Twelve years later and the English-speaking film world still hadn’t been able to score a martial arts hit that captured the energy of the Hong Kong films. Kung-Fu films were seen on TV regularly now, the prints faded and cropped, the dialogue badly-dubbed, yet if you had a chance to see a clean, letterboxed print of some of the Shaw Brothers productions, they could be surprisingly elegant and well-shot, even with their speed-zooms and sharp edits. Horror director John Carpenter was a fan and while his career was at its hottest he mounted Big Trouble in Little China, a Fourth of July potential blockbuster made in the Reagan-era summer of 1986. The ever amiable Kurt Russell shows why Quentin fetishizes his performance as Jack Burton, a pig trucker who finds himself in the middle of a supernatural war in the San Francisco’s Chinatown.

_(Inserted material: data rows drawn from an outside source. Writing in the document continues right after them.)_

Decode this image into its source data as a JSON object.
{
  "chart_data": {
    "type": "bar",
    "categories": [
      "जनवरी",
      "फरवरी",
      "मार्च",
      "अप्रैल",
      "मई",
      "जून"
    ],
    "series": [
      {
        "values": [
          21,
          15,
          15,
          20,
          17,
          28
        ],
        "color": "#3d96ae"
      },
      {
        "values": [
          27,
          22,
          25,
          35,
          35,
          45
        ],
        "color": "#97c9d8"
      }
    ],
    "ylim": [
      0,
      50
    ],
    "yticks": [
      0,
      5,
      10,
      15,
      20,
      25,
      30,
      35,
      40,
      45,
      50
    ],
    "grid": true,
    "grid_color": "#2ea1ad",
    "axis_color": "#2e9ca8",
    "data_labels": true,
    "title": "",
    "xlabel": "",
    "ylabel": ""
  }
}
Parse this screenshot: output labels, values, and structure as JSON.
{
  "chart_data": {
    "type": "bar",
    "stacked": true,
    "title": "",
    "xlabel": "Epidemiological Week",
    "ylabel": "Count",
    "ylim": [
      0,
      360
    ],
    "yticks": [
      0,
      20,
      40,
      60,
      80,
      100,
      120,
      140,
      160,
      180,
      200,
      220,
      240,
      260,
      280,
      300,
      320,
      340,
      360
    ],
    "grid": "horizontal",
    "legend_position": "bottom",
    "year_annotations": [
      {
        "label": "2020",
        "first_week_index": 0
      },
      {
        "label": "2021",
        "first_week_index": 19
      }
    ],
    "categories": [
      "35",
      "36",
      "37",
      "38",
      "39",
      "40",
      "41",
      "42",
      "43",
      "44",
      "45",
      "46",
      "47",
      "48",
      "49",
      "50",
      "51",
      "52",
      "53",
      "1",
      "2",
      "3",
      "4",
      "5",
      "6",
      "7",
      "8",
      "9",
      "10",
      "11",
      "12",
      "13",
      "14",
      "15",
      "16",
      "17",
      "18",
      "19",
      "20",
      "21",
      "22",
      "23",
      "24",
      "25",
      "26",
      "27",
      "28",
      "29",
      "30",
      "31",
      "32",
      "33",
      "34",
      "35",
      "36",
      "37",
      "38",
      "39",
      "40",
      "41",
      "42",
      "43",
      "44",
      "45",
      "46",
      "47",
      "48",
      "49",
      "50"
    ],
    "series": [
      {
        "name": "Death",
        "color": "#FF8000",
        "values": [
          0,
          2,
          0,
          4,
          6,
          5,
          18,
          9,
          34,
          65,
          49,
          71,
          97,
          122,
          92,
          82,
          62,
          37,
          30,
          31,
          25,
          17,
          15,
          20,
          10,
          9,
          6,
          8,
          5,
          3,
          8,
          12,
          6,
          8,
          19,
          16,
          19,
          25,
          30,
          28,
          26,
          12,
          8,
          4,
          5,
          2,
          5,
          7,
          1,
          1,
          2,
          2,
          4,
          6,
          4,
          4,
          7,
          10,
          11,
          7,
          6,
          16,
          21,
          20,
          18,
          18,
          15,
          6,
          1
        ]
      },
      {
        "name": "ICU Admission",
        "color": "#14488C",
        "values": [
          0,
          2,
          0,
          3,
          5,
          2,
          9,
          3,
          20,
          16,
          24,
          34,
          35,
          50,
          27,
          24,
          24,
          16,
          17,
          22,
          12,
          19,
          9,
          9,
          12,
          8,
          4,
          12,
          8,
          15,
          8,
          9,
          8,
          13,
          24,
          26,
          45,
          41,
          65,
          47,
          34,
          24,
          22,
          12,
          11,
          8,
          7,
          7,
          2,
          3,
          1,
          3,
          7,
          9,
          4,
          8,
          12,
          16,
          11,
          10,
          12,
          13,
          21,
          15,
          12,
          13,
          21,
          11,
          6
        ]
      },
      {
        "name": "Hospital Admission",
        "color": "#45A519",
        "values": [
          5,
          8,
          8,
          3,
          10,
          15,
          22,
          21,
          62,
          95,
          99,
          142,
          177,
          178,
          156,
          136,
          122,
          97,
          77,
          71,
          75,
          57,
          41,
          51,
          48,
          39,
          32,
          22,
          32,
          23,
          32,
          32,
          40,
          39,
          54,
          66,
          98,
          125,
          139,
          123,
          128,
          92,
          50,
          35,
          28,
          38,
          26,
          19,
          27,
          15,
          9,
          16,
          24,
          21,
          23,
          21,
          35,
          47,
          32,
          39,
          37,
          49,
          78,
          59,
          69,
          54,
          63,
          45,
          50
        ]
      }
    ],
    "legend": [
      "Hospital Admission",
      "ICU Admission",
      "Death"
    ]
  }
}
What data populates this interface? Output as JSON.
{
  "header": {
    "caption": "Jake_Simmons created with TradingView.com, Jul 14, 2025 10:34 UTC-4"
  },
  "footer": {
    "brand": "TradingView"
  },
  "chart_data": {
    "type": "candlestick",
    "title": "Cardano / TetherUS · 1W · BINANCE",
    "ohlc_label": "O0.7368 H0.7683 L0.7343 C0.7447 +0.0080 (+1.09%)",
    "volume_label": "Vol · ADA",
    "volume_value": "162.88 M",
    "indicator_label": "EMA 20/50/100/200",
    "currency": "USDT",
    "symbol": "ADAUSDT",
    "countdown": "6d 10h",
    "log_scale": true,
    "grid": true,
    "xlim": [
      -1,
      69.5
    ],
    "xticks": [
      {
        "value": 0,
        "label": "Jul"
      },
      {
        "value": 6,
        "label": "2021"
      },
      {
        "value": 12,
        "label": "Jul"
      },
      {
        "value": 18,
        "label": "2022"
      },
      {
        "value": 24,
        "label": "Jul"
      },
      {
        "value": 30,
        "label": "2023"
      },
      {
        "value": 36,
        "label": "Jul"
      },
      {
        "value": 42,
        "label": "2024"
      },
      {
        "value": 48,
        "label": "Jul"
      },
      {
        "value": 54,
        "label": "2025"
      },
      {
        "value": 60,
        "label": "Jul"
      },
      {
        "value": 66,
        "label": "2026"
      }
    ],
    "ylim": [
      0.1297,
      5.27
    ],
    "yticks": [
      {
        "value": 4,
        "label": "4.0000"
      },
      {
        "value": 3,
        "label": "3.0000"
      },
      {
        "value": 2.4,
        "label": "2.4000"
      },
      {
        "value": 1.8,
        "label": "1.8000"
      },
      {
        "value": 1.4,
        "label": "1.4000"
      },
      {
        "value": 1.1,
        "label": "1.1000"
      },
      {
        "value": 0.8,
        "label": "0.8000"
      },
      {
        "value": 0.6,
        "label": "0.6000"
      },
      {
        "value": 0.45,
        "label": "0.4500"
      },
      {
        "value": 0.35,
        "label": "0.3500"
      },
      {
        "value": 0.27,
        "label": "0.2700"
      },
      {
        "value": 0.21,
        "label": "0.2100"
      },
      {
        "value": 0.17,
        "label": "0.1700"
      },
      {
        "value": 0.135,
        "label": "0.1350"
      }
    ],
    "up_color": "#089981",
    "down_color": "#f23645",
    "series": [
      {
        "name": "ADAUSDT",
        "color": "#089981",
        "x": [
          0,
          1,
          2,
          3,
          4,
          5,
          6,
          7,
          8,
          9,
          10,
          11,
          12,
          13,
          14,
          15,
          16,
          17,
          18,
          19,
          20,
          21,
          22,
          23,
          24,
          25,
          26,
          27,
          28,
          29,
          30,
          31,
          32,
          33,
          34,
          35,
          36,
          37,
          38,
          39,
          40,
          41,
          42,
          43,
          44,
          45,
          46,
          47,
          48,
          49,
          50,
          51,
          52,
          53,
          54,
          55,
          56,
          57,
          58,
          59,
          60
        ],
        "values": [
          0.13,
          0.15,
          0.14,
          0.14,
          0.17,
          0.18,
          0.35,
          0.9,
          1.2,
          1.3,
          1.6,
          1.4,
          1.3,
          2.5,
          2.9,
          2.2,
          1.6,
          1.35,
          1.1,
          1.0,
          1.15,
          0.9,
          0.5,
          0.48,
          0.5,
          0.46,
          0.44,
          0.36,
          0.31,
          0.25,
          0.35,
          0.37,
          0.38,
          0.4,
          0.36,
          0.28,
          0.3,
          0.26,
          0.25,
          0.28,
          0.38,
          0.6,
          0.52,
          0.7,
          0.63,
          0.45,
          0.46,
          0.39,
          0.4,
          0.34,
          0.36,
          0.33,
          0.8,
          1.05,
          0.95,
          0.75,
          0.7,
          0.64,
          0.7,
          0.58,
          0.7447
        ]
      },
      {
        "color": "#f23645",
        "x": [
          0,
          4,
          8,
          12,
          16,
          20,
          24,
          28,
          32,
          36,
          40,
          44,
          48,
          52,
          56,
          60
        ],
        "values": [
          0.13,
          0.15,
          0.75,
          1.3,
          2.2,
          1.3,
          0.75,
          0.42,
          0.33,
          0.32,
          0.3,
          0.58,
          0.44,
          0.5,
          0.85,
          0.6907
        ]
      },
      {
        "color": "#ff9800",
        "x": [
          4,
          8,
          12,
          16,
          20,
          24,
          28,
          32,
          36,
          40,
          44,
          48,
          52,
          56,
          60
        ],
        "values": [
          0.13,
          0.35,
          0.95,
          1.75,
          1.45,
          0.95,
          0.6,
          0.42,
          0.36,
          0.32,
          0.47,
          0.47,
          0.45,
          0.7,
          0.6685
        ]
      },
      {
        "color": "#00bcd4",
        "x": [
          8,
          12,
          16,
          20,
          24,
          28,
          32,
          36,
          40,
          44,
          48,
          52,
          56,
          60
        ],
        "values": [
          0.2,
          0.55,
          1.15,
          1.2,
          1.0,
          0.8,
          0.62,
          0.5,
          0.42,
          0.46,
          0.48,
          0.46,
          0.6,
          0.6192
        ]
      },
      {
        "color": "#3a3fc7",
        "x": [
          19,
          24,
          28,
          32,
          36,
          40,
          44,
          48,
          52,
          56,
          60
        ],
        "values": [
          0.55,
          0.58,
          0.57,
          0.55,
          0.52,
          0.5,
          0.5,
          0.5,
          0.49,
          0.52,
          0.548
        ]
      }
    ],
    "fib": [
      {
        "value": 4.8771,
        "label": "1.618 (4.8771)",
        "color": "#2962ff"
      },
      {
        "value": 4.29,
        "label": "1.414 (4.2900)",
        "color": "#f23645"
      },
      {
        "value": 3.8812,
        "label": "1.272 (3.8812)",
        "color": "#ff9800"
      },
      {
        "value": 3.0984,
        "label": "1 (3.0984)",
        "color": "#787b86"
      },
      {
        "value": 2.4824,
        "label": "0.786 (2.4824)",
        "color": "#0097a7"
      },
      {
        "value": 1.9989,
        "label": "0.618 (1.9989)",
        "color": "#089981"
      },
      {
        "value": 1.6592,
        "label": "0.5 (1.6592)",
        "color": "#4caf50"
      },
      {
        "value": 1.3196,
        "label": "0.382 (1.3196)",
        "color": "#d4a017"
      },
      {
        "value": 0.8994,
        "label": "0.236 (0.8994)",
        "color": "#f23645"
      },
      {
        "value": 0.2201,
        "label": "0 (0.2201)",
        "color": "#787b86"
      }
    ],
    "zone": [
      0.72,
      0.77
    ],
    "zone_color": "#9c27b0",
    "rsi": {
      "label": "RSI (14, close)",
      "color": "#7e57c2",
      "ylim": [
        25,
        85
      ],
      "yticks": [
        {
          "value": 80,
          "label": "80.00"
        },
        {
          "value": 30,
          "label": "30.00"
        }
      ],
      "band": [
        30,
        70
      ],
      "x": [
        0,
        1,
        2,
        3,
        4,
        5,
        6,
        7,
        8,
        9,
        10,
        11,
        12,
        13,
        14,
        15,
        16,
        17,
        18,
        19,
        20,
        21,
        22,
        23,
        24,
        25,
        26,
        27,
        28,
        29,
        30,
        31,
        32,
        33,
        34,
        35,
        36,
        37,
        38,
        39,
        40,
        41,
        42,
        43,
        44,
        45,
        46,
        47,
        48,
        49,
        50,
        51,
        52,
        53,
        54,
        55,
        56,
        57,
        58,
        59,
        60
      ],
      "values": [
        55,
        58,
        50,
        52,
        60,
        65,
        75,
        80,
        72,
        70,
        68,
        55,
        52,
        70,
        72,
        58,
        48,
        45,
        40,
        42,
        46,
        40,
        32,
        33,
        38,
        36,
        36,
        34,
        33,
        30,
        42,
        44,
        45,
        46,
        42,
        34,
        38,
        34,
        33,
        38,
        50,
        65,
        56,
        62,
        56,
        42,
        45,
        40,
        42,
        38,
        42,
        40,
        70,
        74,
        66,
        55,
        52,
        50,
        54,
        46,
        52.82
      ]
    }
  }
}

It’s like a spoofier Indiana Jones film that I’ve always found a bit shrill but it seems to be adored by those who first saw Big Trouble when they were a kid. I mean geez, take a gander at this fansite, if you dare. Man Man even named their last CD after a fleeting reference in the film. Although the film is bombastic as a Goonies-era summer hit might be, I’m not blind to its charms. The script was re-written by Buckaroo Banzai‘s W.D. Richter and he’s credited for inserting a sly and surreal wit into the story as well as rewriting the Chinese characters with a more sensitive hand. Big Trouble in Little China definitely plays on cliche myths about “mysterious orientals” yet the Asian characters are the only capable characters in the film, Russell’s Burton is John Wayne as a semi-moronic klutz, forever referring to himself in third-person while he mindlessly bumbles his way to glory. The fights are more sustained and fun than whatever Chuck Norris was doing at the time and you get to ogle post-Porky‘s and pre-Sex And The City star Kim Cattrall. Plus it’s a great place to see sustained performances from James Hong (one of the most recognizable Asian American actors working) and the late Victor Wong, a fascinating fringe figure of the Beat Generation who Kerouac mentions in the novel Big Sur.

The martial arts scenes are ambitiously mounted by Jim Lau and while they capture some of that Hong Kong flair and fury, Big Trouble in Little China (like Seven Brothers Meets Dracula) was a bomb when first released. It was only in the mid-nineties, with the eventual world domination of Jackie Chan, Jet Li and The Matrix that we finally saw the stylized beauty of Asian stage combat elbow its way into mainstream Hollywood hits. Nonetheless here’s two early attempts, proven box-office failures, that Exhumed Film has banked on to fill the house this Saturday night. It’s the sort of foolish and heroic programming they’ve succeeded with for years now and for a guy who like his night out at the movies to be “Super-Sized” I say god bless ’em.

(Also closing the bill is Kid With the Golden Arm, a Shaw Brother’s production from 1979, also directed by Cheh Chang of Five Deadly Venoms and Crippled Avengers fame. I haven’t seen it but knowing Exhumed co-founder Harry Guerro’s passion for the martial arts genre it could be the highlight of the night).